There has been, for some time, debate in the United States regarding healthcare “reform”, as our current system does not serve a fair percent of the population, and out of those served, many are “underinsured”. From Michael Moore’s Sicko to Howard Dean’s offer to present the issue in front of Congress, there is no doubt that the system is horribly, horribly broken.
I believe the issue is a systemic one, hinging on the broken premise that “private insurance”, that is, pay-for-play insurance funded by either direct periodic payments or employer contributions, is a far superior method of providing healthcare. A publically traded company has a primary obligation to its shareholders and their dividends. This is a bit of an issue with health insurance, as the “proven way” of increasing margins is denying coverage to people.

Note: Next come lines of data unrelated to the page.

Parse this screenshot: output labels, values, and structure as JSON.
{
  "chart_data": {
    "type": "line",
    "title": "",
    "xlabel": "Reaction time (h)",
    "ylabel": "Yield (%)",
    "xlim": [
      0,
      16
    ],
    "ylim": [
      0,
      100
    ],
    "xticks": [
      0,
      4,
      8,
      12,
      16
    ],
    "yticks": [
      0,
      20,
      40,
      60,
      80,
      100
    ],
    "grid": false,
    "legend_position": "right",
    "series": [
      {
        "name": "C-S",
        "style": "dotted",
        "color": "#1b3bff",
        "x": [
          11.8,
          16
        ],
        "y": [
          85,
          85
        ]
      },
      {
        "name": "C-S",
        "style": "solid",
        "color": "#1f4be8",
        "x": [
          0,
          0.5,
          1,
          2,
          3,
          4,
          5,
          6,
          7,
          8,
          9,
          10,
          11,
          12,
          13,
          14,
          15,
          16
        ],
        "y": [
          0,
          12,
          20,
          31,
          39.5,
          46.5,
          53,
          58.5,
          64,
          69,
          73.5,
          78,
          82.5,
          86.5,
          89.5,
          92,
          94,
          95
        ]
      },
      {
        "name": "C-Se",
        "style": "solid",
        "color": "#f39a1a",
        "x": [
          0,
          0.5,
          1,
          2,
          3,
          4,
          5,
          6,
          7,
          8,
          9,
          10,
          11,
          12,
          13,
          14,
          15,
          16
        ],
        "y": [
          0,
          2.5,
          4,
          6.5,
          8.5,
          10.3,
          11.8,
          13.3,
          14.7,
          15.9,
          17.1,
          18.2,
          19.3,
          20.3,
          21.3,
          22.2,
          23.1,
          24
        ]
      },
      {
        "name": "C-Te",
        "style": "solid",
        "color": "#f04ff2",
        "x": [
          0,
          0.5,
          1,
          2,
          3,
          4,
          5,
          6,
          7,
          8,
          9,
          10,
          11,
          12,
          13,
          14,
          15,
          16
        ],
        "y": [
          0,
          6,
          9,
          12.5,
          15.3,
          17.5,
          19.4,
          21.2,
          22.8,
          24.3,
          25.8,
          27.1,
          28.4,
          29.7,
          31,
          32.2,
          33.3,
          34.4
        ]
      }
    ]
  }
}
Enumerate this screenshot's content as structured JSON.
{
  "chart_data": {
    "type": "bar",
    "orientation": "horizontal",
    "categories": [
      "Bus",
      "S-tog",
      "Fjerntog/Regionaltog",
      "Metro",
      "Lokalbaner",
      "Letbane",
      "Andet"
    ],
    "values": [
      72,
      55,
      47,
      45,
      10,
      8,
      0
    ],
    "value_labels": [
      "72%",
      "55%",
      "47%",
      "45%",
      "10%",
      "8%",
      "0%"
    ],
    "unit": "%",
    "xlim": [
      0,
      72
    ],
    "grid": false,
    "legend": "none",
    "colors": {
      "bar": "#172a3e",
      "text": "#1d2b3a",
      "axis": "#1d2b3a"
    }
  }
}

Health insurance (otherwise known as “coverage”) is meant to provide healthcare without substantial out of pocket expenses, in an effort to keep your average worker from going bankrupt in the case of a medical emergency. Unfortunately, ever since Dick Nixon handed us over to the HMOs with the “HMO Act”, we as a people have been at the mercy of an industry whose sole purpose is to deny the majority of claims for coverage. There have even been deaths reported when insurers have failed to cover life-saving procedures. Many, many more slip through the cracks in the form of people who cannot received preventative maintenance through regular checkups, instead using emergency rooms and clogging that part of the healthcare system when their problems have reached a critical point.
Unlike other civilized countries, the United States says that it supports the “free market”… except when it doesn’t. Supports fiscal responsibility … except when it doesn’t. The “free market” and government administered health care are not mutually excusive — just that private insurance has much higher cost due to its profit margins. Of course, the jackholes at the CATO institute would like you to believe that it’s oh-so-much-more-expensive … because “Private insurers incur administrative costs to make sure they (and their customers) aren’t getting ripped off.”. Sure does sound like you’re going to get *way* more false positives, as if you weren’t dealing with a “throwing the baby out with the bathwater” situation to begin with.
The fact of the matter is that as long as private insurance companies have to make a profit, their best interests are simply not to make you healthy or pay for anything to help you get healthier. Anything to that effect is purely coincidental. Their primary motivation is to juice you for money to feed their shareholders, not to make you healthier. Don’t listen to them, they’ll do their best to speak in reassuring tones and tell you about the “social good” and the “free market”. But trust me, they’ll step over your rotting corpse on the way to the bank, and won’t even give it a second thought.